As tias e primos e primas de Mundurucu moravam nas ocas ladeiras. Na oca do norte morava Mamãe Aruaque com as filhas fêmeas Baniva e Tariana e os filhos machos Iaualapiti e Baré. As filhas e filhos de Mamãe Aruaque eram os maiores comedores de farinha da aldeia. Quando falavam, cuspiam farinha pra todo lado, e por isso os primos e primas das outras ocas só conversavam com eles usando uma máscara de palha de buriti. Na oca do centro morava Mamãe Jê, com suas filhinhas Carajá, Xacriabá e Timbira, e seus filhinhos Bororo, Crenaque, Xavante e Maxacali.
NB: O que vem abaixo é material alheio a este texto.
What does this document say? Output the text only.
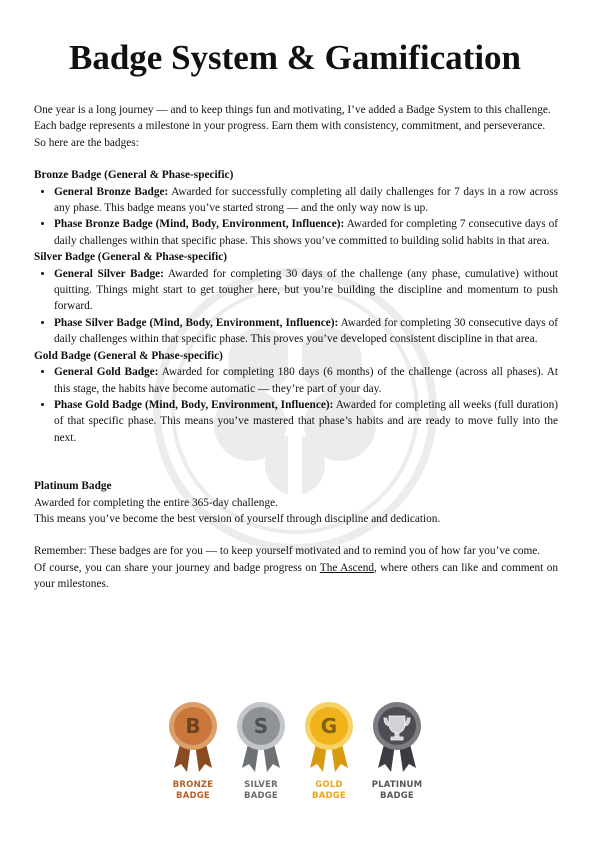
Badge System & Gamification

One year is a long journey — and to keep things fun and motivating, I’ve added a Badge System to this challenge.

Each badge represents a milestone in your progress. Earn them with consistency, commitment, and perseverance.

So here are the badges:

Bronze Badge (General & Phase-specific)

• General Bronze Badge: Awarded for successfully completing all daily challenges for 7 days in a row across any phase. This badge means you’ve started strong — and the only way now is up.
• Phase Bronze Badge (Mind, Body, Environment, Influence): Awarded for completing 7 consecutive days of daily challenges within that specific phase. This shows you’ve committed to building solid habits in that area.

Silver Badge (General & Phase-specific)

• General Silver Badge: Awarded for completing 30 days of the challenge (any phase, cumulative) without quitting. Things might start to get tougher here, but you’re building the discipline and momentum to push forward.
• Phase Silver Badge (Mind, Body, Environment, Influence): Awarded for completing 30 consecutive days of daily challenges within that specific phase. This proves you’ve developed consistent discipline in that area.

Gold Badge (General & Phase-specific)

• General Gold Badge: Awarded for completing 180 days (6 months) of the challenge (across all phases). At this stage, the habits have become automatic — they’re part of your day.
• Phase Gold Badge (Mind, Body, Environment, Influence): Awarded for completing all weeks (full duration) of that specific phase. This means you’ve mastered that phase’s habits and are ready to move fully into the next.

Platinum Badge

Awarded for completing the entire 365-day challenge.

This means you’ve become the best version of yourself through discipline and dedication.

Remember: These badges are for you — to keep yourself motivated and to remind you of how far you’ve come.

Of course, you can share your journey and badge progress on The Ascend, where others can like and comment on your milestones.

B
BRONZE
BADGE
S
SILVER
BADGE
G
GOLD
BADGE
PLATINUM
BADGE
A oca de Mamãe Jê era a mais espaçosa e mais cheia de criançada, e assim, todos os primos e primas das ocas todas gostavam de passar ali juntos o esconder do sol, brincando até se fartar de luta-luta e de beija-beija. Na oca do oeste morava Mamãe Ianomâmi. Mamãe Ianomâmi só teve uma filha, e, sem saber que nome dar à menina, deu o seu próprio: Ianomâmi. Pra diferençar as duas, as tias e primos e primas das outras ocas chamavam a mamãe de Mami, e a filhinha de Ianô.
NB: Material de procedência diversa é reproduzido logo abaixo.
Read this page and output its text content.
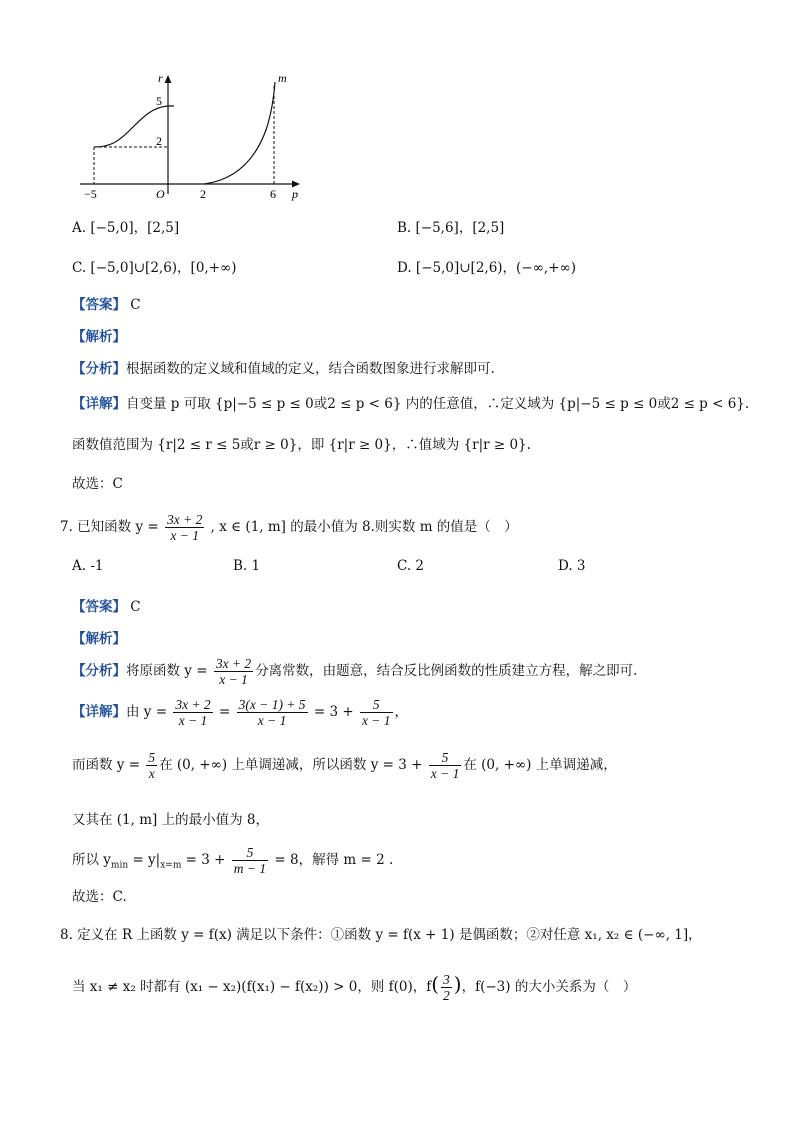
r
p
m
5
2
−5	O	2	6
A. [−5,0]，[2,5]	B. [−5,6]，[2,5]
C. [−5,0]∪[2,6)，[0,+∞)	D. [−5,0]∪[2,6)，(−∞,+∞)
【答案】 C
【解析】
【分析】根据函数的定义域和值域的定义，结合函数图象进行求解即可.
【详解】自变量 p 可取 {p|−5 ≤ p ≤ 0或2 ≤ p < 6} 内的任意值，∴定义域为 {p|−5 ≤ p ≤ 0或2 ≤ p < 6}.
函数值范围为 {r|2 ≤ r ≤ 5或r ≥ 0}，即 {r|r ≥ 0}，∴值域为 {r|r ≥ 0}.
故选：C
7. 已知函数 $y = \frac{3x + 2}{x - 1}$ , x ∈ (1, m] 的最小值为 8.则实数 m 的值是（　）
A. -1	B. 1	C. 2	D. 3
【答案】 C
【解析】
【分析】将原函数 $y = \frac{3x + 2}{x - 1}$ 分离常数，由题意，结合反比例函数的性质建立方程，解之即可.
【详解】由 $y = \frac{3x + 2}{x - 1} = \frac{3(x - 1) + 5}{x - 1} = 3 + \frac{5}{x - 1}$ ，
而函数 $y = \frac{5}{x}$ 在 (0, +∞) 上单调递减，所以函数 $y = 3 + \frac{5}{x - 1}$ 在 (0, +∞) 上单调递减，
又其在 (1, m] 上的最小值为 8，
所以 $y_{min} = y|_{x=m} = 3 + \frac{5}{m - 1} = 8$，解得 m = 2 .
故选：C.
8. 定义在 R 上函数 y = f(x) 满足以下条件：①函数 y = f(x + 1) 是偶函数；②对任意 x₁, x₂ ∈ (−∞, 1]，
当 x₁ ≠ x₂ 时都有 (x₁ − x₂)(f(x₁) − f(x₂)) > 0，则 f(0)，$f( \frac{3}{2}$ )，f(−3) 的大小关系为（　）
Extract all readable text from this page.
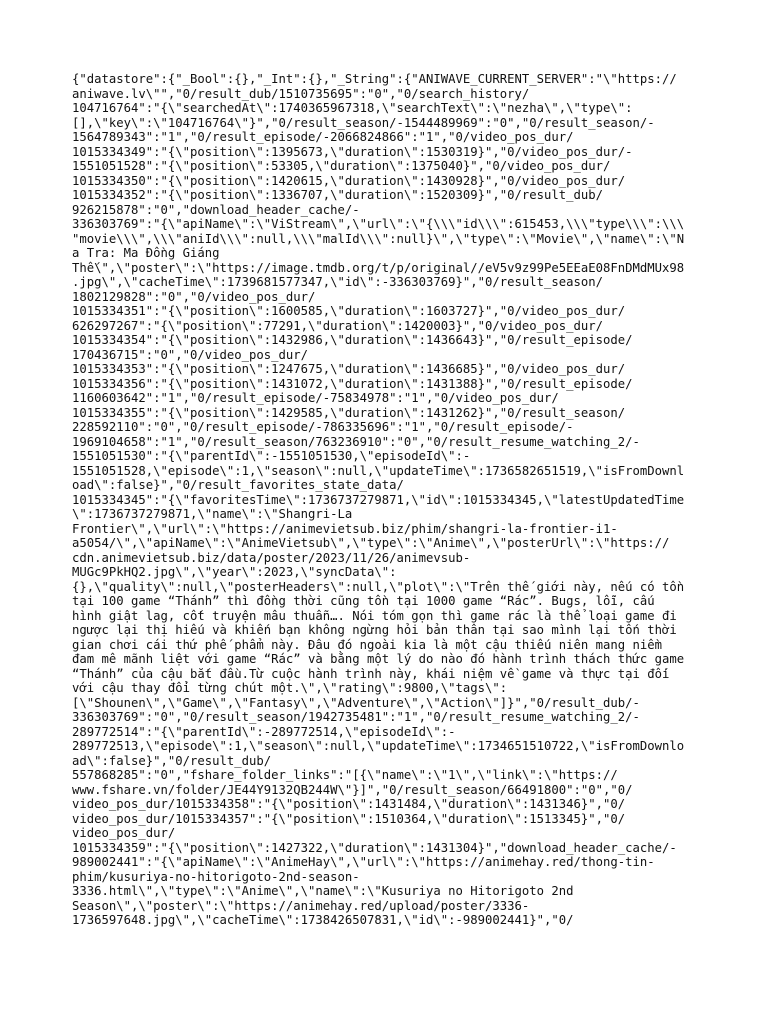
{"datastore":{"_Bool":{},"_Int":{},"_String":{"ANIWAVE_CURRENT_SERVER":"\"https://
aniwave.lv\"","0/result_dub/1510735695":"0","0/search_history/
104716764":"{\"searchedAt\":1740365967318,\"searchText\":\"nezha\",\"type\":
[],\"key\":\"104716764\"}","0/result_season/-1544489969":"0","0/result_season/-
1564789343":"1","0/result_episode/-2066824866":"1","0/video_pos_dur/
1015334349":"{\"position\":1395673,\"duration\":1530319}","0/video_pos_dur/-
1551051528":"{\"position\":53305,\"duration\":1375040}","0/video_pos_dur/
1015334350":"{\"position\":1420615,\"duration\":1430928}","0/video_pos_dur/
1015334352":"{\"position\":1336707,\"duration\":1520309}","0/result_dub/
926215878":"0","download_header_cache/-
336303769":"{\"apiName\":\"ViStream\",\"url\":\"{\\\"id\\\":615453,\\\"type\\\":\\\
"movie\\\",\\\"aniId\\\":null,\\\"malId\\\":null}\",\"type\":\"Movie\",\"name\":\"N
a Tra: Ma Đồng Giáng
Thế\",\"poster\":\"https://image.tmdb.org/t/p/original//eV5v9z99Pe5EEaE08FnDMdMUx98
.jpg\",\"cacheTime\":1739681577347,\"id\":-336303769}","0/result_season/
1802129828":"0","0/video_pos_dur/
1015334351":"{\"position\":1600585,\"duration\":1603727}","0/video_pos_dur/
626297267":"{\"position\":77291,\"duration\":1420003}","0/video_pos_dur/
1015334354":"{\"position\":1432986,\"duration\":1436643}","0/result_episode/
170436715":"0","0/video_pos_dur/
1015334353":"{\"position\":1247675,\"duration\":1436685}","0/video_pos_dur/
1015334356":"{\"position\":1431072,\"duration\":1431388}","0/result_episode/
1160603642":"1","0/result_episode/-75834978":"1","0/video_pos_dur/
1015334355":"{\"position\":1429585,\"duration\":1431262}","0/result_season/
228592110":"0","0/result_episode/-786335696":"1","0/result_episode/-
1969104658":"1","0/result_season/763236910":"0","0/result_resume_watching_2/-
1551051530":"{\"parentId\":-1551051530,\"episodeId\":-
1551051528,\"episode\":1,\"season\":null,\"updateTime\":1736582651519,\"isFromDownl
oad\":false}","0/result_favorites_state_data/
1015334345":"{\"favoritesTime\":1736737279871,\"id\":1015334345,\"latestUpdatedTime
\":1736737279871,\"name\":\"Shangri-La
Frontier\",\"url\":\"https://animevietsub.biz/phim/shangri-la-frontier-i1-
a5054/\",\"apiName\":\"AnimeVietsub\",\"type\":\"Anime\",\"posterUrl\":\"https://
cdn.animevietsub.biz/data/poster/2023/11/26/animevsub-
MUGc9PkHQ2.jpg\",\"year\":2023,\"syncData\":
{},\"quality\":null,\"posterHeaders\":null,\"plot\":\"Trên thế giới này, nếu có tồn
tại 100 game “Thánh” thì đồng thời cũng tồn tại 1000 game “Rác”. Bugs, lỗi, cấu
hình giật lag, cốt truyện mâu thuẫn…. Nói tóm gọn thì game rác là thể loại game đi
ngược lại thị hiếu và khiến bạn không ngừng hỏi bản thân tại sao mình lại tốn thời
gian chơi cái thứ phế phẩm này. Đâu đó ngoài kia là một cậu thiếu niên mang niềm
đam mê mãnh liệt với game “Rác” và bằng một lý do nào đó hành trình thách thức game
“Thánh” của cậu bắt đầu.Từ cuộc hành trình này, khái niệm về game và thực tại đối
với cậu thay đổi từng chút một.\",\"rating\":9800,\"tags\":
[\"Shounen\",\"Game\",\"Fantasy\",\"Adventure\",\"Action\"]}","0/result_dub/-
336303769":"0","0/result_season/1942735481":"1","0/result_resume_watching_2/-
289772514":"{\"parentId\":-289772514,\"episodeId\":-
289772513,\"episode\":1,\"season\":null,\"updateTime\":1734651510722,\"isFromDownlo
ad\":false}","0/result_dub/
557868285":"0","fshare_folder_links":"[{\"name\":\"1\",\"link\":\"https://
www.fshare.vn/folder/JE44Y9132QB244W\"}]","0/result_season/66491800":"0","0/
video_pos_dur/1015334358":"{\"position\":1431484,\"duration\":1431346}","0/
video_pos_dur/1015334357":"{\"position\":1510364,\"duration\":1513345}","0/
video_pos_dur/
1015334359":"{\"position\":1427322,\"duration\":1431304}","download_header_cache/-
989002441":"{\"apiName\":\"AnimeHay\",\"url\":\"https://animehay.red/thong-tin-
phim/kusuriya-no-hitorigoto-2nd-season-
3336.html\",\"type\":\"Anime\",\"name\":\"Kusuriya no Hitorigoto 2nd
Season\",\"poster\":\"https://animehay.red/upload/poster/3336-
1736597648.jpg\",\"cacheTime\":1738426507831,\"id\":-989002441}","0/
Nenhum caboclinho ou caboclinha conheceu o pai deles todos. As mamães contavam uma história que é assim: há muitas e muitas luas, surgiu na praia do leste uma canoa muito grande, chamada caravela. Dela desembarcaram caboclos brancos, barbados e fedorentos, com cabelos de várias cores (pretos, amarelos, vermelhos) e empunhando finos tacapes prateados. Embrenharam-se na floresta do Norte Maltrapilho e, anda que anda, encontraram finalmente a nossa aldeia. O caboclo branco mais esperto de todos tinha cabelos pretos e se chamava Peró. Ele disse a seus amigos de cabelos amarelos e vermelhos pra voltarem à praia, porque ia cair uma tempestade e era capaz da caravela afundar. “Podem deixar, que eu fico aqui, tomando conta da aldeia”. Assim que eles foram embora, Peró tomou as mamães pelos braços, levou-as pra dentro da oca da Mamãe Tupi (que era a oca mais bonita), deitou-se na rede mais larga e fez muita brincadeira de beija-beija com as quatro mamães.
Os amigos de Peró nunca que voltavam, e ele ficou na aldeia por muitas luas, brincando de beija-beija todos os dias e vivendo como um rei. As mamães caçavam, colhiam, pescavam e cozinhavam pra ele, e ele ainda pedia pra elas cortarem troncos de pau-vermelho e empilharem os troncos na entrada da aldeia. Passadas nove luas, os amigos de Peró voltaram em uma noite escura e recolheram os troncos de pau-vermelho, levando embora toda a madeira morta. Peró ficou muito zangado, e nem bem amanhecia, partiu numa nuvem fria com seu tacape prateado, sumindo mata adentro em direção a uma terra chamada Sul Maravilha. Nunca mais ninguém o viu. Foi das sementes brancas de Peró, plantadas nas barrigas vermelhas das quatro mamães, que nasceram todos os caboclinhos e caboclinhas da aldeia.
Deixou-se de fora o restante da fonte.